Introducing Keyguard /11 May 2016/
At Pivotal we often change workstations. We do pair-programming every day, we tend to rotate pairs every (other (or so)) day so enginners usually don’t have their own desks and machines to work on. One of the truly dreadful problems this setup creates is managing SSH keys for GitHub authentication.
Engineers tend to have their SSH keys on an encrypted pendrive, like explained here, which they plug in, run a script from it that adds the key to the ssh-agent with a day expiry and they start hacking happily.
For various reasons I couldn’t have that.
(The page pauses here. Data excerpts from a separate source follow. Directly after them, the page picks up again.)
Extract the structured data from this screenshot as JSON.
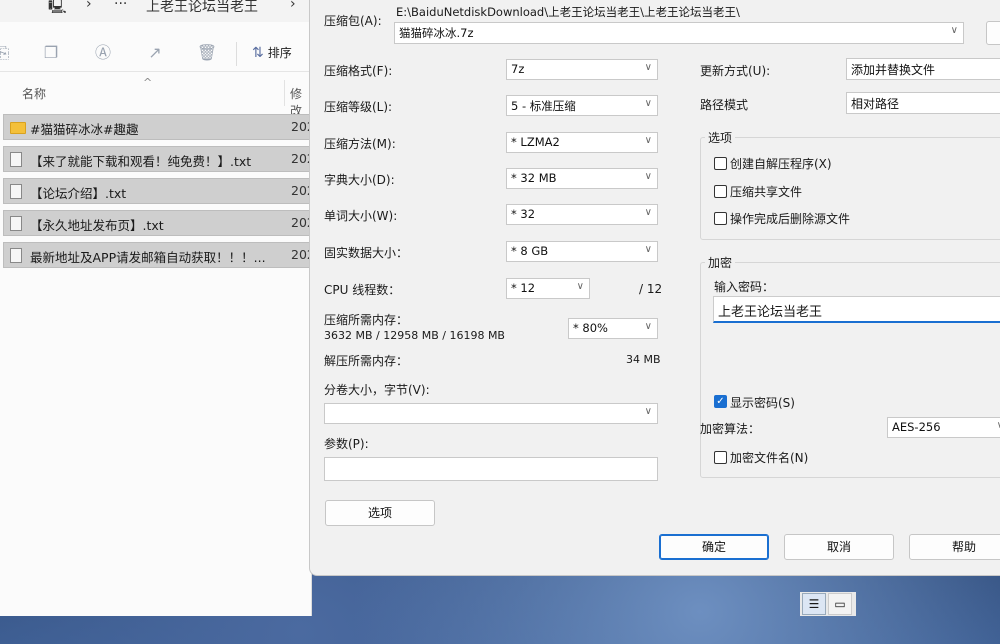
{
  "explorer": {
    "breadcrumb_more": "···",
    "breadcrumb_folder": "上老王论坛当老王",
    "sort_label": "排序",
    "col_name": "名称",
    "col_modified": "修改",
    "files": [
      {
        "name": "#猫猫碎冰冰#趣趣",
        "date": "202",
        "type": "folder"
      },
      {
        "name": "【来了就能下载和观看！纯免费！】.txt",
        "date": "202",
        "type": "txt"
      },
      {
        "name": "【论坛介绍】.txt",
        "date": "202",
        "type": "txt"
      },
      {
        "name": "【永久地址发布页】.txt",
        "date": "202",
        "type": "txt"
      },
      {
        "name": "最新地址及APP请发邮箱自动获取！！！...",
        "date": "202",
        "type": "txt"
      }
    ]
  },
  "dialog": {
    "archive_label": "压缩包(A):",
    "archive_path": "E:\\BaiduNetdiskDownload\\上老王论坛当老王\\上老王论坛当老王\\",
    "archive_name": "猫猫碎冰冰.7z",
    "format_label": "压缩格式(F):",
    "format_value": "7z",
    "level_label": "压缩等级(L):",
    "level_value": "5 - 标准压缩",
    "method_label": "压缩方法(M):",
    "method_value": "* LZMA2",
    "dict_label": "字典大小(D):",
    "dict_value": "* 32 MB",
    "word_label": "单词大小(W):",
    "word_value": "* 32",
    "solid_label": "固实数据大小：",
    "solid_value": "* 8 GB",
    "cpu_label": "CPU 线程数：",
    "cpu_value": "* 12",
    "cpu_total": "/ 12",
    "mem_compress_label": "压缩所需内存：",
    "mem_compress_detail": "3632 MB / 12958 MB / 16198 MB",
    "mem_percent": "* 80%",
    "mem_decompress_label": "解压所需内存：",
    "mem_decompress_value": "34 MB",
    "volume_label": "分卷大小，字节(V):",
    "volume_value": "",
    "params_label": "参数(P):",
    "params_value": "",
    "options_button": "选项",
    "update_label": "更新方式(U):",
    "update_value": "添加并替换文件",
    "path_label": "路径模式",
    "path_value": "相对路径",
    "options_group": "选项",
    "opt_sfx": "创建自解压程序(X)",
    "opt_shared": "压缩共享文件",
    "opt_delete": "操作完成后删除源文件",
    "encrypt_group": "加密",
    "password_label": "输入密码：",
    "password_value": "上老王论坛当老王",
    "show_password": "显示密码(S)",
    "encrypt_method_label": "加密算法：",
    "encrypt_method_value": "AES-256",
    "encrypt_names": "加密文件名(N)",
    "ok_button": "确定",
    "cancel_button": "取消",
    "help_button": "帮助"
  }
}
The reasons included things like laziness and a difficult to explain reluctance to have more than one pendrive on my keychain. And I really didn’t want to encrypt mine.
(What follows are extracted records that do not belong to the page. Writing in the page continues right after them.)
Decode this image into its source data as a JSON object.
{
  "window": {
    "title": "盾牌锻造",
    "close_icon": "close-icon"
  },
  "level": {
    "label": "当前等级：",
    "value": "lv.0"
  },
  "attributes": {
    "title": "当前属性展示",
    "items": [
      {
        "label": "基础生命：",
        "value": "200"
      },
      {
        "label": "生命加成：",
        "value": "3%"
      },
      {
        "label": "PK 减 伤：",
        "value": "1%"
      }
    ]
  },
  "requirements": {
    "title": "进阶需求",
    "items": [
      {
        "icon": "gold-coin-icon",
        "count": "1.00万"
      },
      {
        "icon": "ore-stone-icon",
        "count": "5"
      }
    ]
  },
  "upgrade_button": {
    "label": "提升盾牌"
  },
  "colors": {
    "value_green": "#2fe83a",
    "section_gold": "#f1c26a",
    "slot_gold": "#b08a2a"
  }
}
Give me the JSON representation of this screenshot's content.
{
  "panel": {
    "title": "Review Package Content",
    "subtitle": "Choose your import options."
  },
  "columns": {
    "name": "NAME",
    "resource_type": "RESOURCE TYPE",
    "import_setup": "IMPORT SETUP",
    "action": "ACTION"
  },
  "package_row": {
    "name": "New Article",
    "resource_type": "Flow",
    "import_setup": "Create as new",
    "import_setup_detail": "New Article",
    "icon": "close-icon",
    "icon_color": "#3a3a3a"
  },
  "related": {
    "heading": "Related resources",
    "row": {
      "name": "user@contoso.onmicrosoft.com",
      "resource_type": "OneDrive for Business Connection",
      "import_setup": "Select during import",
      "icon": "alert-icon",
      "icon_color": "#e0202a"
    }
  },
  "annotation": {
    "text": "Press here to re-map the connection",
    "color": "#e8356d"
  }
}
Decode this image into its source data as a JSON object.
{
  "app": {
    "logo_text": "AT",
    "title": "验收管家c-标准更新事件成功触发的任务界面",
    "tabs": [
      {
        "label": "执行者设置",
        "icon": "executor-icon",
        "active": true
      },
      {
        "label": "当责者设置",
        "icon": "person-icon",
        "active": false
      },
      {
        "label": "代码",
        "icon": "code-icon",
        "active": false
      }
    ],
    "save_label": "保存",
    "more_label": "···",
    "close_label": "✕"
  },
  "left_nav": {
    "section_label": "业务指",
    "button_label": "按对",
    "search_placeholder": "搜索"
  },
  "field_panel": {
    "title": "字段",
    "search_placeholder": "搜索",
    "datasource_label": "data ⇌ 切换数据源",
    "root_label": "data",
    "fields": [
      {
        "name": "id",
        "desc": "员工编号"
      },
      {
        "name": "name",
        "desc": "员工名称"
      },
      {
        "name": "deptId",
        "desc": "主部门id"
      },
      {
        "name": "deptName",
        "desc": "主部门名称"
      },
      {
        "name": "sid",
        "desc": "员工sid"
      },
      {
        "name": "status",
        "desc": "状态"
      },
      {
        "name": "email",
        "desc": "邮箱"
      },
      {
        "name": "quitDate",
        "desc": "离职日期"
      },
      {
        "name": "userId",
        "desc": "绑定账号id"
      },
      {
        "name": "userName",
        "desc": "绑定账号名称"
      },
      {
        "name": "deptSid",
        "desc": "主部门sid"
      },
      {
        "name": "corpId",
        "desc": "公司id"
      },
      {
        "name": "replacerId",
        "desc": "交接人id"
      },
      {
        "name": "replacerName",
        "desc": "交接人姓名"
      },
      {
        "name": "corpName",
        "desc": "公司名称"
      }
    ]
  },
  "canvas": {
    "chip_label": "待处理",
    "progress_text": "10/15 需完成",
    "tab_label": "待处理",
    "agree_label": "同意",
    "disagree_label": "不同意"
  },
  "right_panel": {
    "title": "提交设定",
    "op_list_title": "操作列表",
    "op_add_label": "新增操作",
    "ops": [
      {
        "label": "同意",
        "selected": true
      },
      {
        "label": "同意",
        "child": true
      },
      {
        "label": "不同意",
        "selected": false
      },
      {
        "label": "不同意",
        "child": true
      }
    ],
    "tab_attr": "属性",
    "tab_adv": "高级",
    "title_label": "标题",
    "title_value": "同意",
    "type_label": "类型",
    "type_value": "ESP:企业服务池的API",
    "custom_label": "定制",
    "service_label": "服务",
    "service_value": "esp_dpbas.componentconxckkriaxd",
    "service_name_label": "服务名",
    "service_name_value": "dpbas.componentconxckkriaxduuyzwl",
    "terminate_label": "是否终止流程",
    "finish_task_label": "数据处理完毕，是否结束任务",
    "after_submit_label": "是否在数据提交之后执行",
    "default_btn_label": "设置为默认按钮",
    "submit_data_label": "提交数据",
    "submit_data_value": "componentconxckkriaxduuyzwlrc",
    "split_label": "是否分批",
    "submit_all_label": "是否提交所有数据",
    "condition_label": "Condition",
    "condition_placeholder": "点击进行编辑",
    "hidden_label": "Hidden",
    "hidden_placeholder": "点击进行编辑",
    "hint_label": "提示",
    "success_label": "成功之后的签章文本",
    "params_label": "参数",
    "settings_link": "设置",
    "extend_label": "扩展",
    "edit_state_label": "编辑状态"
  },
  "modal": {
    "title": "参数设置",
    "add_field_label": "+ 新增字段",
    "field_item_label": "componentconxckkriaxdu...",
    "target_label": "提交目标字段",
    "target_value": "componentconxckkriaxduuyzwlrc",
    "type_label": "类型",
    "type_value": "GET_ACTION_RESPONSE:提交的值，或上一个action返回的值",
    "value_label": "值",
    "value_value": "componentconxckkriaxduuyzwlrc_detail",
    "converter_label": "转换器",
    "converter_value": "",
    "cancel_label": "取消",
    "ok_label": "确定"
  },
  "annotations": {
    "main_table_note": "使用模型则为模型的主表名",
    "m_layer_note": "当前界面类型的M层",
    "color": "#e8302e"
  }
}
After some time of giving the puppy eyes to whichever teammate was sitting next to me to load their SSH keys every day I decided it was time to engineer the everloving bejesus out of this situation.
The result of this effort is KeyGuard!
The unsophisticated name hides a similarly unsophisticated app that can serve an SSH key over HTTPS as a response to a request that has to pass some sort of authentication.
Since I’m a happy YubiKey user I can get my SSH key by curl-ing an endpoint and touching my one-time password generator button.
It works like this:
curl -s https://this.is.where.my.ssh.key.is | bash OTP: cckgleoslgkjrbieccviiuerrlhecsfsdfsawgfdhre Identity added: /tmp/tmp.PDuXEGY80t (/tmp/tmp.PDuXEGY80t) Lifetime set to 32400 seconds
Much secure, very convenience, amaze!
In fact, KeyGuard only supports Yubi authentication at the moment but as soon as I get a bit less lazy I will add some other schemes to it. I will also accept pull requests because there is no shame in letting others do your work.